Met dit pilootproject wil Vlaanderen in samenwerking met lokale besturen, een duurzame impuls geven aan de bescherming en bevordering van mensenrechten. Dit door de aanpak van discriminatie merkbaar te verbeteren. De kernambitie is het opzetten van een laagdrempelig, warm en geïntegreerd onthaal met oog op toeleiding van meldingen naar de gelijke kansen organen. We testten in vijf pilootsteden verschillende dienstverleningsvormen, gaande van decentrale netwerken van lokale partners tot stedelijke meld- en expertisepunten. Alle modellen vertrekken vanuit participatie, maatwerk en schaalbaarheid.
Werkwijze
Testen van vier dienstverleningsmodellen
Binnen het kader van dit pilootproject testen we vier verschillende dienstverleningsmodellen uit:
Netwerk lokale partners
In Roeselare coördineert het lokaal bestuur een netwerk van partners als decentrale meldpunten. Als regisseur organiseert het bestuur activiteiten om deze partners te informeren, bewust te maken, te betrekken en te trainen. Inwoners kunnen bij deze organisaties terecht met meldingen of klachten en worden zo goed mogelijk doorverwezen naar de gelijke kansen organen.
Algemeen contactpunt of kort onthaal
In Brugge combineert het lokaal bestuur de rol van regisseur met die van actor, via een algemeen contactpunt waar inwoners terechtkunnen met vragen, meldingen of klachten. Dit bestaande contactpunt wordt uitgebreid voor meldingen rond discriminatie, met getrainde medewerkers die zorgen voor toeleiding naar de bevoegde gelijke kansen organen. Tegelijk blijft het netwerk van lokale partners cruciaal om meldingen tijdig en laagdrempelig te detecteren en toe te leiden.
Warm meldpunt
In Sint-Niklaas en bij Streekregisseurs DDS zetten de lokale besturen een specifiek meldpunt op voor meldingen en klachten rond discriminatie met aandacht voor een warm onthaal, ondersteuning en nazorg. Het netwerk van lokale partners speelt ook hier een essentiële rol in de toeleiding. Door deze rol als actor te combineren met de regie over een netwerk van lokale partners, wordt laagdrempelige toeleiding en doorverwijzing verzekerd.
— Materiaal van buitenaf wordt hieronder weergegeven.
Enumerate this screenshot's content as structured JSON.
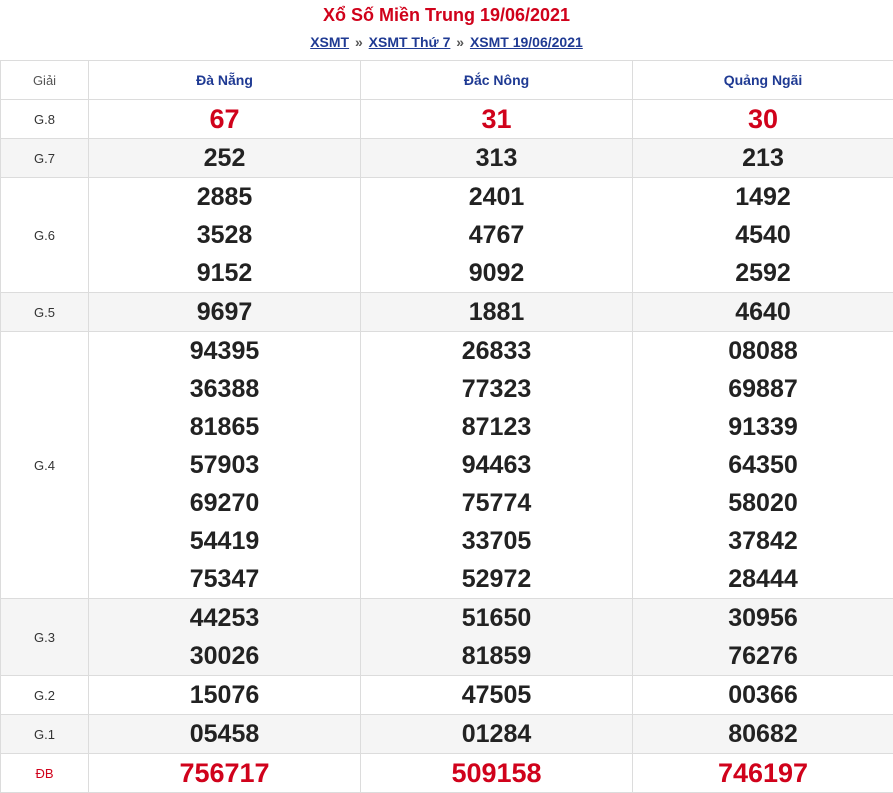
{
  "header": {
    "title": "Xổ Số Miền Trung 19/06/2021",
    "breadcrumb": [
      "XSMT",
      "XSMT Thứ 7",
      "XSMT 19/06/2021"
    ],
    "separator": "»"
  },
  "table": {
    "col_header": "Giải",
    "provinces": [
      "Đà Nẵng",
      "Đắc Nông",
      "Quảng Ngãi"
    ],
    "rows": [
      {
        "label": "G.8",
        "values": [
          [
            "67"
          ],
          [
            "31"
          ],
          [
            "30"
          ]
        ]
      },
      {
        "label": "G.7",
        "values": [
          [
            "252"
          ],
          [
            "313"
          ],
          [
            "213"
          ]
        ]
      },
      {
        "label": "G.6",
        "values": [
          [
            "2885",
            "3528",
            "9152"
          ],
          [
            "2401",
            "4767",
            "9092"
          ],
          [
            "1492",
            "4540",
            "2592"
          ]
        ]
      },
      {
        "label": "G.5",
        "values": [
          [
            "9697"
          ],
          [
            "1881"
          ],
          [
            "4640"
          ]
        ]
      },
      {
        "label": "G.4",
        "values": [
          [
            "94395",
            "36388",
            "81865",
            "57903",
            "69270",
            "54419",
            "75347"
          ],
          [
            "26833",
            "77323",
            "87123",
            "94463",
            "75774",
            "33705",
            "52972"
          ],
          [
            "08088",
            "69887",
            "91339",
            "64350",
            "58020",
            "37842",
            "28444"
          ]
        ]
      },
      {
        "label": "G.3",
        "values": [
          [
            "44253",
            "30026"
          ],
          [
            "51650",
            "81859"
          ],
          [
            "30956",
            "76276"
          ]
        ]
      },
      {
        "label": "G.2",
        "values": [
          [
            "15076"
          ],
          [
            "47505"
          ],
          [
            "00366"
          ]
        ]
      },
      {
        "label": "G.1",
        "values": [
          [
            "05458"
          ],
          [
            "01284"
          ],
          [
            "80682"
          ]
        ]
      },
      {
        "label": "ĐB",
        "values": [
          [
            "756717"
          ],
          [
            "509158"
          ],
          [
            "746197"
          ]
        ]
      }
    ]
  },
  "colors": {
    "accent_red": "#d0021b",
    "link_blue": "#1f3a93",
    "alt_row": "#f5f5f5"
  }
}
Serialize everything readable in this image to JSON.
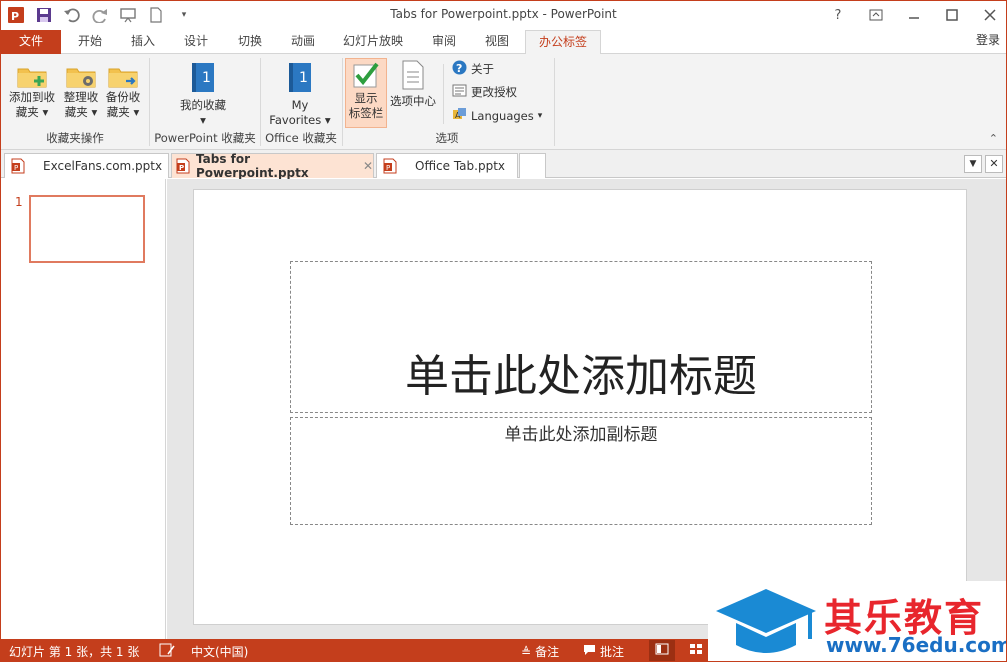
{
  "window": {
    "title": "Tabs for Powerpoint.pptx - PowerPoint",
    "help": "?",
    "signin": "登录"
  },
  "ribbon_tabs": [
    "文件",
    "开始",
    "插入",
    "设计",
    "切换",
    "动画",
    "幻灯片放映",
    "审阅",
    "视图",
    "办公标签"
  ],
  "ribbon": {
    "groups": {
      "favorites_ops": "收藏夹操作",
      "ppt_favorites": "PowerPoint 收藏夹",
      "office_favorites": "Office 收藏夹",
      "options": "选项"
    },
    "buttons": {
      "add_fav_1": "添加到收",
      "add_fav_2": "藏夹",
      "organize_1": "整理收",
      "organize_2": "藏夹",
      "backup_1": "备份收",
      "backup_2": "藏夹",
      "my_fav": "我的收藏",
      "my_favorites_1": "My",
      "my_favorites_2": "Favorites",
      "show_tabbar_1": "显示",
      "show_tabbar_2": "标签栏",
      "option_center": "选项中心",
      "about": "关于",
      "change_license": "更改授权",
      "languages": "Languages"
    }
  },
  "doc_tabs": [
    {
      "label": "ExcelFans.com.pptx",
      "active": false
    },
    {
      "label": "Tabs for Powerpoint.pptx",
      "active": true
    },
    {
      "label": "Office Tab.pptx",
      "active": false
    }
  ],
  "slides": {
    "thumb_number": "1"
  },
  "slide": {
    "title_placeholder": "单击此处添加标题",
    "subtitle_placeholder": "单击此处添加副标题"
  },
  "status": {
    "slide_info": "幻灯片 第 1 张，共 1 张",
    "language": "中文(中国)",
    "notes": "备注",
    "comments": "批注"
  },
  "watermark": {
    "text": "其乐教育",
    "url": "www.76edu.com"
  },
  "colors": {
    "accent": "#c43e1c",
    "active_tab_bg": "#fde3d3"
  }
}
Info- en meldpunt - Expertisepunt
In Leuven bundelt het lokaal bestuur alle lokale expertise rond discriminatie in één centraal info- en meldpunt waar inwoners, organisaties en diensten terechtkunnen voor hulp, informatie en doorverwijzing. Het lokaal bestuur is zowel regisseur van het netwerk als actor, en biedt een warme onthaalfunctie (met aandacht voor nazorg), vormingen, tools en ondersteuning aan.
Methodiek en aanpak
Het project werd uitgevoerd via de methodiek van Service Design, waarbij we dienstverlening ontwikkelen of verbeteren op basis van gebruikersonderzoek. We werkten in vier fasen: ontdekken, definiëren, ontwerpen en testen.
Het project werd opgevolgd door:
- Een klankbordgroep: steden, gemeenten en intergemeentelijke samenwerkingen die niet direct betrokken zijn bij het pilootproject.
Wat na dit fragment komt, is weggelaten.